Truth be told if you're a European business, U.S. cloud providers weren't a good deal for a long time. Not since the advent of NVMe's and cheap 100G NIC's, well, that's for sure. Let's have a look at AWS R8 class, which is their most recent native instance type with real, modern I/O. Now, these are ostensibly powered by AWS Nitro 6th-gen networking, which is a 600G NIC. However, if you fancy NVMe drives (R8gd) which you do normally, you won't be getting more than 50G full-duplex. If you want to hit 100G+, you will need R8gn instances which don't offer ANY storage. So if your idea of data engineering is not calling from the 90s, well, you're stuck between a rock and a hard place mate!

Good news is you can get PCIe 5.0 servers, I/O gear, and host it yourself for a mere fraction of semi-capable AWS bill.
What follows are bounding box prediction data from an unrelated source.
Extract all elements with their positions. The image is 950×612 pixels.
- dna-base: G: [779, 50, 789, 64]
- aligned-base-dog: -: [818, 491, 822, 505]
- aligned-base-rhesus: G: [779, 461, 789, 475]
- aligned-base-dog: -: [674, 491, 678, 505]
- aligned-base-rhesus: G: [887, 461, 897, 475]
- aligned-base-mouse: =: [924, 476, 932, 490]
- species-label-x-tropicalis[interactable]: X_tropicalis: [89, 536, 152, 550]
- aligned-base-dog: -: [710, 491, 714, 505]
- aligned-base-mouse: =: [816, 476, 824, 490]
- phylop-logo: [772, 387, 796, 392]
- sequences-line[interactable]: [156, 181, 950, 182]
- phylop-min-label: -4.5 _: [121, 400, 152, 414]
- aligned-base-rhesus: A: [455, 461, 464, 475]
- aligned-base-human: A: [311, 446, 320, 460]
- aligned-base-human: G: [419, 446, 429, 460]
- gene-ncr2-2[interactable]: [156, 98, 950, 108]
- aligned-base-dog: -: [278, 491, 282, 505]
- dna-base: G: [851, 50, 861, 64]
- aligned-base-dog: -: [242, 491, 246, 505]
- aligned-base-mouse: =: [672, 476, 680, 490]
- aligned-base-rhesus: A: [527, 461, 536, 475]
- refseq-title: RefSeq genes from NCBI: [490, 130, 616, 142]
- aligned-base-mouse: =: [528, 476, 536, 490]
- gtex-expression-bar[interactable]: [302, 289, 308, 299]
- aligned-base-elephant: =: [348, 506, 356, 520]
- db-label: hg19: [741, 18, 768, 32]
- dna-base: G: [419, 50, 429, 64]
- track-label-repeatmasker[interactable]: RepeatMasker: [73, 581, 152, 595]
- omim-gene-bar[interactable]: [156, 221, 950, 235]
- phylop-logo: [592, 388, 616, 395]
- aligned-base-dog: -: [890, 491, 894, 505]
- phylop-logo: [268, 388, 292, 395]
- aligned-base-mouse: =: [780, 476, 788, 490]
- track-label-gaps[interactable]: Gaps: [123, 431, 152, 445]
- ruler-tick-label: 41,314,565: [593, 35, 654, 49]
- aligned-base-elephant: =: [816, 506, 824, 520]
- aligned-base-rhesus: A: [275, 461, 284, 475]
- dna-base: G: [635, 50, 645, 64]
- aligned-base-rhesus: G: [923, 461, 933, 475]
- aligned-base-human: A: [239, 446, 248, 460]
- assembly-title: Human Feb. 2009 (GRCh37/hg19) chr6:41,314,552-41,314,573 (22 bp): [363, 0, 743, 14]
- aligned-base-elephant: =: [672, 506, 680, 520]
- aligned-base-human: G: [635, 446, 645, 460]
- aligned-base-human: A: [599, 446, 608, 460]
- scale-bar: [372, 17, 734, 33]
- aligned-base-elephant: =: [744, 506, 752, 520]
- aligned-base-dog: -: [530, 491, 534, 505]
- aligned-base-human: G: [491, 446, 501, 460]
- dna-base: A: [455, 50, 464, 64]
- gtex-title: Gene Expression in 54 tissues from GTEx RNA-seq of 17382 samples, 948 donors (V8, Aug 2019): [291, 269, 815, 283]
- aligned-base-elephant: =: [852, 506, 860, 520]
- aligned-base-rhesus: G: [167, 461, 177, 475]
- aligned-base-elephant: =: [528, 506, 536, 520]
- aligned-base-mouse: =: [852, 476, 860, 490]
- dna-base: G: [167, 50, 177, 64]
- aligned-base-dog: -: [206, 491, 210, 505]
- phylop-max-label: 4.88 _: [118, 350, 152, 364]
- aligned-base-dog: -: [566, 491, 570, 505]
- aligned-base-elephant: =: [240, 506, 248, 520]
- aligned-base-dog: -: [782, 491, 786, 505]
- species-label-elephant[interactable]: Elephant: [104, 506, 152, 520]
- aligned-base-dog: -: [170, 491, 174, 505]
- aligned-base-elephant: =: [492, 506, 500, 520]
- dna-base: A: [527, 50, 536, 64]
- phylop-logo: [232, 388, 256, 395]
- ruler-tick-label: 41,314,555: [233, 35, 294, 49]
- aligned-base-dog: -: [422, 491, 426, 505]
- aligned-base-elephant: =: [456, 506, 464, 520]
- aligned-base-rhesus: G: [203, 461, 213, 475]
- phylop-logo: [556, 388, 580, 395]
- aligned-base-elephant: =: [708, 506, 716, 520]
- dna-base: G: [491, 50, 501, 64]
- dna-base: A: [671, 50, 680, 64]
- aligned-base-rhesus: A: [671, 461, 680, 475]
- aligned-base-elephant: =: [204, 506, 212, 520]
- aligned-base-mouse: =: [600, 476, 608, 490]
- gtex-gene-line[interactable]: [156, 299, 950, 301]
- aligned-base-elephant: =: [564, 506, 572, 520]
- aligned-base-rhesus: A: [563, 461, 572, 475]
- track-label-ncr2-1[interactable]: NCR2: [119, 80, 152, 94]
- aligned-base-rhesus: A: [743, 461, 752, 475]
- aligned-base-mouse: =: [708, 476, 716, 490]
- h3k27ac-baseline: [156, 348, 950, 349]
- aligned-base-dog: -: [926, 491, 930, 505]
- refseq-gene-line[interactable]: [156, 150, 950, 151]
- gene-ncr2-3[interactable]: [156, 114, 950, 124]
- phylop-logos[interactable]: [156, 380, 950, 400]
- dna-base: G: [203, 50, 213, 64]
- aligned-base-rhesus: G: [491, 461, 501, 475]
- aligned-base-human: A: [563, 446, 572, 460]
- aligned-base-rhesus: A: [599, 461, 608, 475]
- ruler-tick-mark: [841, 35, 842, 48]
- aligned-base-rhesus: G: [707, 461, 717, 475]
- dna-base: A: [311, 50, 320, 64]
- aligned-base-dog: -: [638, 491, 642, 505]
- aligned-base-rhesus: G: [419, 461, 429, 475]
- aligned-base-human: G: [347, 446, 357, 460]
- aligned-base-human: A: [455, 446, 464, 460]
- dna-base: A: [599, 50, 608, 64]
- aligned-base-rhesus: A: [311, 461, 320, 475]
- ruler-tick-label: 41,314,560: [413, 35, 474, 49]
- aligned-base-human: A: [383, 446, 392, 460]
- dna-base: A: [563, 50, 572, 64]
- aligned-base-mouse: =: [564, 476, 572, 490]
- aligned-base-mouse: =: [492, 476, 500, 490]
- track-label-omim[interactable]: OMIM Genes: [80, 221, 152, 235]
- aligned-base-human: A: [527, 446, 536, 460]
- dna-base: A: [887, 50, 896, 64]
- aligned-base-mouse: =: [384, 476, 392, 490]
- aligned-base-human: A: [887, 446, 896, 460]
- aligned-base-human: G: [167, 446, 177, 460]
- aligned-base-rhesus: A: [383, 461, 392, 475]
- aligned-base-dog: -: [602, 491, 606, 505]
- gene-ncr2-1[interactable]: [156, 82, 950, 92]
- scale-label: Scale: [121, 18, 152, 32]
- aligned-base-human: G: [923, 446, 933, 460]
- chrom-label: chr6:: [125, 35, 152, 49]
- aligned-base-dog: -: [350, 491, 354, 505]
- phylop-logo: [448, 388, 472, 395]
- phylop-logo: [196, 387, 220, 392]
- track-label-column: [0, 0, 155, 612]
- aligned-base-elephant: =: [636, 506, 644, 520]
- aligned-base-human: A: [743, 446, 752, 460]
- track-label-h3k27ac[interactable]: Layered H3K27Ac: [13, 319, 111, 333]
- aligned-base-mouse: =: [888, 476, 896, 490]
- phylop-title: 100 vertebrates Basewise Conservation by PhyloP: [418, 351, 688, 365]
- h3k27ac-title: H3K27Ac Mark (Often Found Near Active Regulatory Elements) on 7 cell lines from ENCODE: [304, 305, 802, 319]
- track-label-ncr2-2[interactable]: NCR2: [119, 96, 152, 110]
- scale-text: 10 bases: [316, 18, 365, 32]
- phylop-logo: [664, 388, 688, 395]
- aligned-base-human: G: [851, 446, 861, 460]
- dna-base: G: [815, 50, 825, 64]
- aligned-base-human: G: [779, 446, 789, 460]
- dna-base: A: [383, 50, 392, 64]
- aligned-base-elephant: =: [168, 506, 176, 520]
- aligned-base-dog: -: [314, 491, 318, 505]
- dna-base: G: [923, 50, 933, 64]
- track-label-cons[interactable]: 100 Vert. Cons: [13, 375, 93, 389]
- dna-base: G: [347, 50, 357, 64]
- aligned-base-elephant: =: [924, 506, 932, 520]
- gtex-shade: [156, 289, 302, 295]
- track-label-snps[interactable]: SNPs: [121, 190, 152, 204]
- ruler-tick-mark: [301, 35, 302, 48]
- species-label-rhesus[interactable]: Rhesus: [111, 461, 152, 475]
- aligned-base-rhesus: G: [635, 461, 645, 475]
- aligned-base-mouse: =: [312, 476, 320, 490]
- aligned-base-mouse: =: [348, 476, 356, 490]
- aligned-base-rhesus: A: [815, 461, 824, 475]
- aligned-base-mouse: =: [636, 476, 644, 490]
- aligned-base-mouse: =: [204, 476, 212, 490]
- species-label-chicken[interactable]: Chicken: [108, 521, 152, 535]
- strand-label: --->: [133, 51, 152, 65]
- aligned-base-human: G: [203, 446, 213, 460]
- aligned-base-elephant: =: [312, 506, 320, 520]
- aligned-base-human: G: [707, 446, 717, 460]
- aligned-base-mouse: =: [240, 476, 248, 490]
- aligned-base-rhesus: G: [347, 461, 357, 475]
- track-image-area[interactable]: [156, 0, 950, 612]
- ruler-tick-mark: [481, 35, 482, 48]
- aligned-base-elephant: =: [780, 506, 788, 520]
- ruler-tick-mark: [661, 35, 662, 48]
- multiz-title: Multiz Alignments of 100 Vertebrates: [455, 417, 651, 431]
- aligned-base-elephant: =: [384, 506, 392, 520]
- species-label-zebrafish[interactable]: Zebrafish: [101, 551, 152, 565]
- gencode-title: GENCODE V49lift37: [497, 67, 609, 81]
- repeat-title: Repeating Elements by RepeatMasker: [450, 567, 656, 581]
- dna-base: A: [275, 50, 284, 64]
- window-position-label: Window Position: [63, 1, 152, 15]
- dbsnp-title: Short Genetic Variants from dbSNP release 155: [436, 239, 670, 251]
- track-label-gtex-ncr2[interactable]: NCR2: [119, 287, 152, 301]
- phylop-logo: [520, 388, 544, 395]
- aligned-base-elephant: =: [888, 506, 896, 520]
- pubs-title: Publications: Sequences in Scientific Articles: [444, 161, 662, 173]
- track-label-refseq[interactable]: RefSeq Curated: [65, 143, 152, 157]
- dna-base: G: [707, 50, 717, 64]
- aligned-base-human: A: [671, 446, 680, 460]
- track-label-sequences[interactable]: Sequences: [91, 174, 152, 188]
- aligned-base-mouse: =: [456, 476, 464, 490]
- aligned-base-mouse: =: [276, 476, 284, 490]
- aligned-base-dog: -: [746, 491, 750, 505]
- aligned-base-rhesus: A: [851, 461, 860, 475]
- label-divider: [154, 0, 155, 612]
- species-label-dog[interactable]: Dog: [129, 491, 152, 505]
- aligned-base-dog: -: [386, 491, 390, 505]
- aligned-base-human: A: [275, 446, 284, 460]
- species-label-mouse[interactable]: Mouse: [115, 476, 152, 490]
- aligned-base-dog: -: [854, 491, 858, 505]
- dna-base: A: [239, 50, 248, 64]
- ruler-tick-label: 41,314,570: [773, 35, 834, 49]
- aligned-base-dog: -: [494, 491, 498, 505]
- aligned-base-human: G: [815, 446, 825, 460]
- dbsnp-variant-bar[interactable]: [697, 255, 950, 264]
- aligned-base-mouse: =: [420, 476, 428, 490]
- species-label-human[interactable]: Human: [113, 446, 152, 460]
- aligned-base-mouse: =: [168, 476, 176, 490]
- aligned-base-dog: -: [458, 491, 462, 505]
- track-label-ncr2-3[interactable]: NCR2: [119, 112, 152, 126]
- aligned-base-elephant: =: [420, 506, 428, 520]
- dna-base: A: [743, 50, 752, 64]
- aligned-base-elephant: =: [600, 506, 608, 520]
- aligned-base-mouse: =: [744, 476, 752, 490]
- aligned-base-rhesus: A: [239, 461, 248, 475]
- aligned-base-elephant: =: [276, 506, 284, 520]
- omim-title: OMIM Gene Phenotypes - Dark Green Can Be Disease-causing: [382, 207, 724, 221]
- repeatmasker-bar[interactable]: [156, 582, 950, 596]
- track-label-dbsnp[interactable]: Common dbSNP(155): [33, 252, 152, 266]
Bad news it doesn't matter if you don't get enough uplink bandwidth, no control over the routing table in the core routing infrastructure leading up to your WAN, or actual routers capable of hardware-filtering 100 gigabits worth of line rate per link. And you will need all these things if you want to at least try and match what Cloudflare/Cloudfront is doing from routing standpoint. (It will be much harder though to match them from the CDN standpoint...) DDoS protection is overrated, but it's not for reasons people commonly think.